Side Project: Krampus and the Ass Hat
December 18, 2016I’ve always loved puppets. Seeing a giant puppet performance of Moby Dick as a special assembly in elementary school was a formative experience, prompting me to do my own shows at 10 or so using prefab puppets. I did an Anansi story, and after a bit did them for my friends’ younger siblings’ birthday parties. Ten bucks is ten bucks, as Geddy Lee once said*.
I volunteered with Sunny Birklund’s Puppet Playhouse project, the long-running Giant Puppet Parade at the Folk Art Festival here in Albuquerque beginning in 2011. Building puppets opened my art heart again. I will always be grateful to Sunny for making room for me back then.
I’ve continued to make puppet/costumes since then, generally as a part of our ever-escalating Halloween projects. More on that in a later post. This year and last we’ve added a Krampusnacht party to our costumed affairs, for which I’ve built Krampus heads and other things. This year’s Krampus head had a Mummenschanz flavor to me.

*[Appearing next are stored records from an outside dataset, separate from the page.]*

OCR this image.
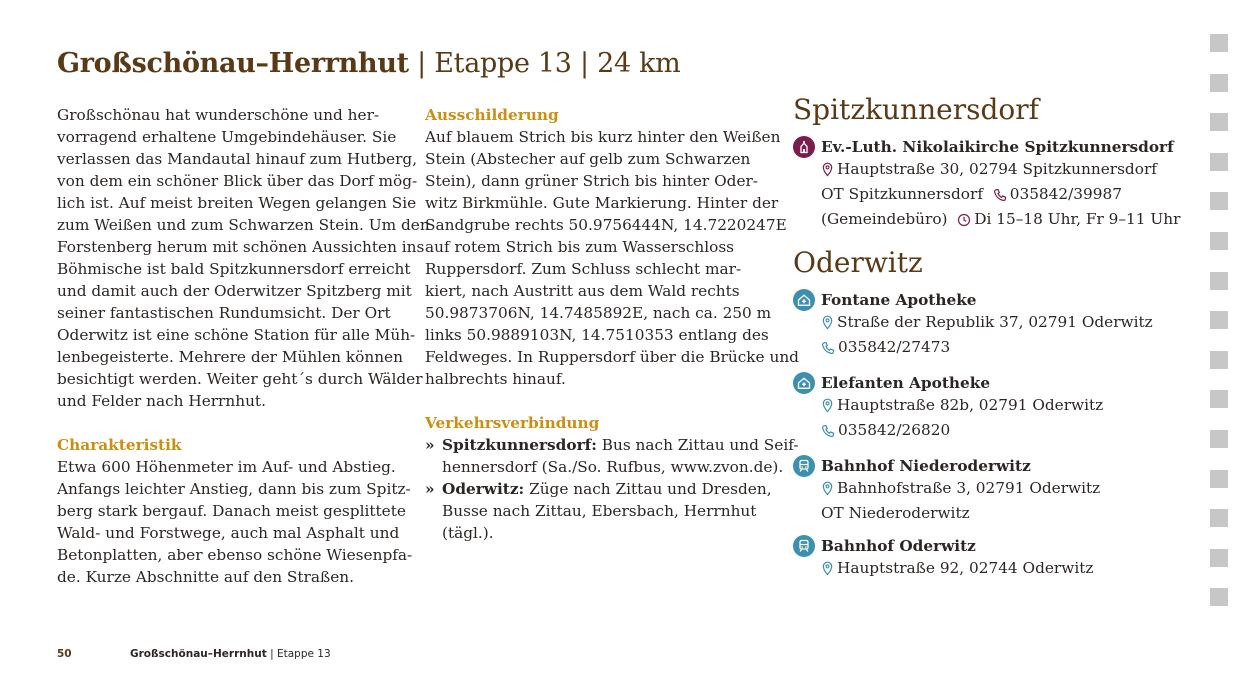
Großschönau–Herrnhut | Etappe 13 | 24 km
Großschönau hat wunderschöne und her-
vorragend erhaltene Umgebindehäuser. Sie
verlassen das Mandautal hinauf zum Hutberg,
von dem ein schöner Blick über das Dorf mög-
lich ist. Auf meist breiten Wegen gelangen Sie
zum Weißen und zum Schwarzen Stein. Um den
Forstenberg herum mit schönen Aussichten ins
Böhmische ist bald Spitzkunnersdorf erreicht
und damit auch der Oderwitzer Spitzberg mit
seiner fantastischen Rundumsicht. Der Ort
Oderwitz ist eine schöne Station für alle Müh-
lenbegeisterte. Mehrere der Mühlen können
besichtigt werden. Weiter geht´s durch Wälder
und Felder nach Herrnhut.
Charakteristik
Etwa 600 Höhenmeter im Auf- und Abstieg.
Anfangs leichter Anstieg, dann bis zum Spitz-
berg stark bergauf. Danach meist gesplittete
Wald- und Forstwege, auch mal Asphalt und
Betonplatten, aber ebenso schöne Wiesenpfa-
de. Kurze Abschnitte auf den Straßen.
Ausschilderung
Auf blauem Strich bis kurz hinter den Weißen
Stein (Abstecher auf gelb zum Schwarzen
Stein), dann grüner Strich bis hinter Oder-
witz Birkmühle. Gute Markierung. Hinter der
Sandgrube rechts 50.9756444N, 14.7220247E
auf rotem Strich bis zum Wasserschloss
Ruppersdorf. Zum Schluss schlecht mar-
kiert, nach Austritt aus dem Wald rechts
50.9873706N, 14.7485892E, nach ca. 250 m
links 50.9889103N, 14.7510353 entlang des
Feldweges. In Ruppersdorf über die Brücke und
halbrechts hinauf.
Verkehrsverbindung
» Spitzkunnersdorf: Bus nach Zittau und Seif-
hennersdorf (Sa./So. Rufbus, www.zvon.de).
» Oderwitz: Züge nach Zittau und Dresden,
Busse nach Zittau, Ebersbach, Herrnhut
(tägl.).
Spitzkunnersdorf
Ev.-Luth. Nikolaikirche Spitzkunnersdorf
Hauptstraße 30, 02794 Spitzkunnersdorf
OT Spitzkunnersdorf 035842/39987
(Gemeindebüro) Di 15–18 Uhr, Fr 9–11 Uhr
Oderwitz
Fontane Apotheke
Straße der Republik 37, 02791 Oderwitz
035842/27473
Elefanten Apotheke
Hauptstraße 82b, 02791 Oderwitz
035842/26820
Bahnhof Niederoderwitz
Bahnhofstraße 3, 02791 Oderwitz
OT Niederoderwitz
Bahnhof Oderwitz
Hauptstraße 92, 02744 Oderwitz
50	Großschönau–Herrnhut | Etappe 13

And after many months of looking for opportunities to volunteer at our church using art/craft directly, one came along: a Donkey costume for the Christmas drama, run by the youth. And so the Ass Hat was born: a donkey head built out of cardboard, burlap, hot glue and paint on top of a bicycle helmet as a base. I enjoyed floundering through the construction process, having construction ideas that failed, and learning new things about the materials at hand. Cheesecloth dipped in paint, for instance, is shit to work with. Gets all tied up on itself. But burlap and hot glue? Whoa! It stretches into all kinds of skin-like shapes, like fascia in the human musculoskeletal system. Cool! I love the donkey’s crazy eyes, and I’m proud that the whole thing looks solid but remains lightweight. It works!
I find that making goofy shit is a part of keeping my creative practice alive. Play is an integral part of any living creative practice. And taking a wrecking ball to seriousness is a very fun part of play. Chaos is the birthplace of order, as Elric of Melnibone** might have said. It’s energizing to get organized and productive and grown-up meaningful, and it’s energizing to let go and laugh at farts.
*Bob and Doug MacKenzie’s comedy album… wake up and smell the ’80s people
“Elric knew that everything that existed had its opposite. In danger he might find peace. And yet, of course, in peace there was danger. Being an imperfect creature in an imperfect world he would always know paradox. And that was why in paradox there was always a kind of truth. That was why philosophers and soothsayers flourished. In a perfect world there would be no place for them. In an imperfect world the mysteries were always without solution and that was why there was always a great choice of solutions.”